Resemblance of ecological niches between species was tested: for overlap using Schoener’s D Index (which ranges from 0, no overlap; to 1, totally overlap), for niche equivalency (i.e. whether the niche overlap is constant when randomly reallocating the occurrences of both entities among the two ranges) and for niche similarity (i.e. whether the environmental niches are more similar than what expected by chance; (89). The PCA-environment ordination approach developed by Broennimann et al. (90) was used for analyses. Tests were performed for two regions and scales, for the entire North Africa at ~5x5 km scale and for North-West Africa only (i.e. Mauritania and southern Morocco) at ~1x1 km scale, over two types of background data, composed by topo-climatic or habitat variables.

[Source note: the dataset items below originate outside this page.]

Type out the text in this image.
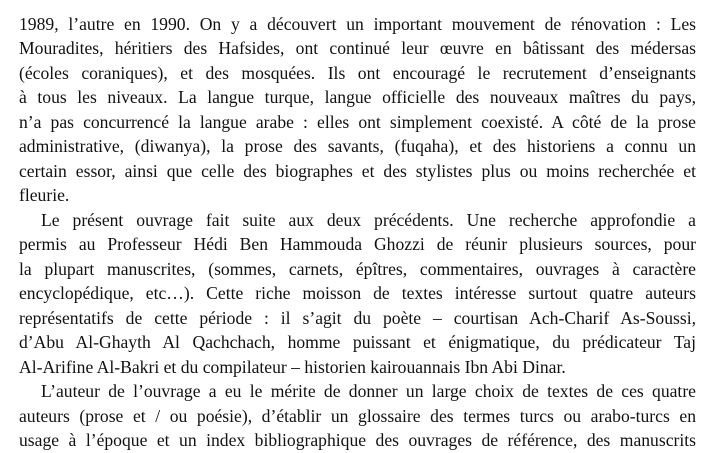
1989, l’autre en 1990. On y a découvert un important mouvement de rénovation : Les
Mouradites, héritiers des Hafsides, ont continué leur œuvre en bâtissant des médersas
(écoles coraniques), et des mosquées. Ils ont encouragé le recrutement d’enseignants
à tous les niveaux. La langue turque, langue officielle des nouveaux maîtres du pays,
n’a pas concurrencé la langue arabe : elles ont simplement coexisté. A côté de la prose
administrative, (diwanya), la prose des savants, (fuqaha), et des historiens a connu un
certain essor, ainsi que celle des biographes et des stylistes plus ou moins recherchée et
fleurie.
Le présent ouvrage fait suite aux deux précédents. Une recherche approfondie a
permis au Professeur Hédi Ben Hammouda Ghozzi de réunir plusieurs sources, pour
la plupart manuscrites, (sommes, carnets, épîtres, commentaires, ouvrages à caractère
encyclopédique, etc…). Cette riche moisson de textes intéresse surtout quatre auteurs
représentatifs de cette période : il s’agit du poète – courtisan Ach-Charif As-Soussi,
d’Abu Al-Ghayth Al Qachchach, homme puissant et énigmatique, du prédicateur Taj
Al-Arifine Al-Bakri et du compilateur – historien kairouannais Ibn Abi Dinar.
L’auteur de l’ouvrage a eu le mérite de donner un large choix de textes de ces quatre
auteurs (prose et / ou poésie), d’établir un glossaire des termes turcs ou arabo-turcs en
usage à l’époque et un index bibliographique des ouvrages de référence, des manuscrits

For the North African region, a total of 125 records for J. jaculus and 122 records for J. hirtipes were included, after reducing spatial clustering by removing records located at lower than ~10 km distance from each other using the “occ.desaggragation” function (90). For the North-West region, a total of 59 records for J. jaculus and 97 J. hirtipes were retained, using ~1 km as distance threshold to remove records and reduce spatial clustering. In both scales, the background area was delimited accordingly to a minimum convex polygon. Background data consisted of two datasets: (1) topo-climatic, including two topographic, altitude and slope, and 19 bioclimatic variables; and (2) habitat, including six Euclidian distances to habitat categories. Altitude and the 19 bioclimatic variables were downloaded from WorldClim (www.worldclim.org/bioclim). Slope was derived a digital elevation model using the “slope” function from ArcGIS (ESRI 2011). Four of the habitat variables were constructed from land-cover categories for the years 2004–2006, which are likely descriptors of species natural habitats and showed a reasonable spatial representation in both study areas (i.e. sparse vegetation, bare, rocky and sandy areas). The remaining two habitat variables were constructed from spatial representation of water features (secondary rivers and rock pools) which were digitized from the cartographic maps (91). Distance to these six habitat categories was computed using the “Euclidian distance” function from ArcGIS.